In this dissertation, the objective is to assess whether articles 3 and 13 HCAC should be revised in the interest of legal certainty in order to better reflect practice and to stand the test of time. A comparison has been made between American and Dutch case-law from 6 July 2010 until 2 December 2020 and on whether these courts have decided in line with the available means as recommended by the Permanent Bureau of the Hague Conference on Private International Law (Permanent Bureau) such as the Pérez-Vera Report, the Guide to Good Practice about article 13(1)b HCAC, and literature.
The Permanent Bureau is a relevant authority which ensures a consistent interpretation and application of the HCAC. However, questions can be asked about the International Child Abduction Database (INCADAT) since, amongst others, there is no authority, such as a court or committee, which can assess whether the submitted case-law is in accordance with the convention prior to including the case in the database. Additionally, it is unclear how it should respond to, amongst others, the below mentioned drawbacks. A recommendation is that it should be examined how the Permanent Bureau can be facilitated in better fulfilling its role.

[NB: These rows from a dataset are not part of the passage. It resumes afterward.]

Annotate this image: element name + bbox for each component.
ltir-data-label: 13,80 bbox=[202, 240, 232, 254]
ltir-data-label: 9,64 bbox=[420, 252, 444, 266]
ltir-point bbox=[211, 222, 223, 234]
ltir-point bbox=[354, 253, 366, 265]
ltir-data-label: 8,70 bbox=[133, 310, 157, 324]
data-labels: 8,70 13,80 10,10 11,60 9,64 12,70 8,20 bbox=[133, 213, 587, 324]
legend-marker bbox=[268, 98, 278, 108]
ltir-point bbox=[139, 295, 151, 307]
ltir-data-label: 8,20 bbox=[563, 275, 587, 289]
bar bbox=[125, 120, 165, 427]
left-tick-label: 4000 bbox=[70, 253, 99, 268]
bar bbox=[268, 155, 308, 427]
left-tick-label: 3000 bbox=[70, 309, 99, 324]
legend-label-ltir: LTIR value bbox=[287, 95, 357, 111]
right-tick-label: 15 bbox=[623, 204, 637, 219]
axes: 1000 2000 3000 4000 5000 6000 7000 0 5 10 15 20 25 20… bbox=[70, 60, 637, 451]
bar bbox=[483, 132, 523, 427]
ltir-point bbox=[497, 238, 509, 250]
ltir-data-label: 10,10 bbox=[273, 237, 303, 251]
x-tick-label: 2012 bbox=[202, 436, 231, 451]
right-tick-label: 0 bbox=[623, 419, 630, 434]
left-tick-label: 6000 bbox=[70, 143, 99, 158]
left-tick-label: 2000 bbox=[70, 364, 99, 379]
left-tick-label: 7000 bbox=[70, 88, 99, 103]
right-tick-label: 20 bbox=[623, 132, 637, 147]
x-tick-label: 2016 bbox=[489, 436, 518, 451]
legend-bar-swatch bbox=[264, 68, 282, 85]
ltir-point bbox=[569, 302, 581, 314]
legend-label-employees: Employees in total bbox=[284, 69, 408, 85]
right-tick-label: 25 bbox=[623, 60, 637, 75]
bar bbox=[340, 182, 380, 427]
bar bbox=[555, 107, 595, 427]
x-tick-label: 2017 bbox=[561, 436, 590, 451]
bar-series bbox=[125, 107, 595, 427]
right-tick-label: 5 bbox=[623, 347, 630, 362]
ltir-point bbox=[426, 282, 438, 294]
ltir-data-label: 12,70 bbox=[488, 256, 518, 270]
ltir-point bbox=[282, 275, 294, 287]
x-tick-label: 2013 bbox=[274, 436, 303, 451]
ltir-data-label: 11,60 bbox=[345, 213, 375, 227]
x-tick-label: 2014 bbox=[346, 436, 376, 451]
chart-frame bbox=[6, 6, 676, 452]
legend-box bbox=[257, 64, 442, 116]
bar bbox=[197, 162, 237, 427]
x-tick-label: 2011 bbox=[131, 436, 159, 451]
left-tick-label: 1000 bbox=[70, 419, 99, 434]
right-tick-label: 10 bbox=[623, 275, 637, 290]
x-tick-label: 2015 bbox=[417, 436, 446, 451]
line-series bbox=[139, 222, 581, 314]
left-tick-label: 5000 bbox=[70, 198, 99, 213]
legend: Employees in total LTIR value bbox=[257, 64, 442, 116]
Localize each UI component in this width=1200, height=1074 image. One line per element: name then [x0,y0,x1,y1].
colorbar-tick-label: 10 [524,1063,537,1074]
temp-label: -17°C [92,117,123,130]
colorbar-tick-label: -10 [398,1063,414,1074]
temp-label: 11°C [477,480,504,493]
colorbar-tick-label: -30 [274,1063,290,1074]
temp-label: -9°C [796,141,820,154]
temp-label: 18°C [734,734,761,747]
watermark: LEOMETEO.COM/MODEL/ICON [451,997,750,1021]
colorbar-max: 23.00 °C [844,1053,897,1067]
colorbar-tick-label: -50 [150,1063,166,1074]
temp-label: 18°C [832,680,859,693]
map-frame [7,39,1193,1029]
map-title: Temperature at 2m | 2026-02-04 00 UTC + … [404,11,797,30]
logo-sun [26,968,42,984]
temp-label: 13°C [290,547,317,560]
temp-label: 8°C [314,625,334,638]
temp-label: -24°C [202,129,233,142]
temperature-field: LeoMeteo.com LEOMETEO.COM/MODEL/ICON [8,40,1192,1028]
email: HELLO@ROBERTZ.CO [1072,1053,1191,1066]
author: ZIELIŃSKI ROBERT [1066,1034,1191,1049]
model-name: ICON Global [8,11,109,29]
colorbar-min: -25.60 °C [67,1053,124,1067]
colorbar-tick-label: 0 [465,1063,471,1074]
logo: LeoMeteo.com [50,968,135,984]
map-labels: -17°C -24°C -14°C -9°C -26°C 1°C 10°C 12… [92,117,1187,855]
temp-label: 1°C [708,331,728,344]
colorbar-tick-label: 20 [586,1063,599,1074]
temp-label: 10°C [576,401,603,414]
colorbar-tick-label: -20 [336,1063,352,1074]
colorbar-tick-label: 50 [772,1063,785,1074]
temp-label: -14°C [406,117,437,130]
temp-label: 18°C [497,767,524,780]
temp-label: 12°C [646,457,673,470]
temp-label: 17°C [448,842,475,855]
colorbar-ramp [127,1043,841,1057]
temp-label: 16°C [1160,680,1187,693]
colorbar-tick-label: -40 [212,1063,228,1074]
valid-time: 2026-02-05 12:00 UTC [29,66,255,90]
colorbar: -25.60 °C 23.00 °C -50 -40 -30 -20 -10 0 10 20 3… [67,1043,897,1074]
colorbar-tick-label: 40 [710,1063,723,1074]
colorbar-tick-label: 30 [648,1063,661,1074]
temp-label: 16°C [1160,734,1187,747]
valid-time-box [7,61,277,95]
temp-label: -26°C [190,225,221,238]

Despite that there are some differences between how Dutch and American courts decide, e.g. about the defense of the child’s opinion, there are no indications that one or both articles of the HCAC should be altered.
However, the Netherlands is also a member of the United Nations Convention on the Rights of the Child (UNCRC), the European Convention on Human Rights (ECHR), and the European Union (EU), which can have an influence on how Dutch courts interpret cases regarding articles 3 and 13 HCAC. Nevertheless, until present, no Dutch court has been brought into a position in which it had to interpret article(s) 3 and/or 13 HCAC contrary to the convention due to a decision or judgment of a UN committee, the European Court of Human Rights (ECtHR), and/or the Court of Justice of the EU (CJEU). Yet, more research is necessary to ascertain that such a situation cannot take place in the (near) future, and if so, how to ensure that a Dutch court will decide in line with the prevailing interpretation of the HCAC. An example is that, in literature, there is a debate if the HCAC is in accordance with the UNCRC, yet because of the low number of communications, the CRC’s point of view could not be determined. Furthermore, more research has to be conducted on the implications of involving several committees and/or a court. In particular, on whether chances are higher that a decision will be made which (indirectly) contradicts the interpretation of article(s) 3 and/or 13 HCAC.
Since the Permanent Bureau also recommends other means to circumvent the use of the convention, attention has been paid to mediation (especially of importance in the Netherlands), the recognition and enforcement of foreign custody orders (not regularly occurring in the United States and in the Netherlands), the Dutch International Child Abduction Center, and the American Sean and David Goldman International Child Abduction Prevention and Return Act of 2014. Although each of them is a way forward, more research should take place if they are constructive replacements or aids to solve international child abduction cases.
As has emerged in this dissertation, there are many entities directly and indirectly involved in the interpretation and application of the HCAC, amongst which judges, Central Authorities and researchers but also expertise centers. According to their degree of responsibility, the best approach for the correct interpretation of articles 3 and 13 HCAC is therefore not to revise them but to remain vigilant.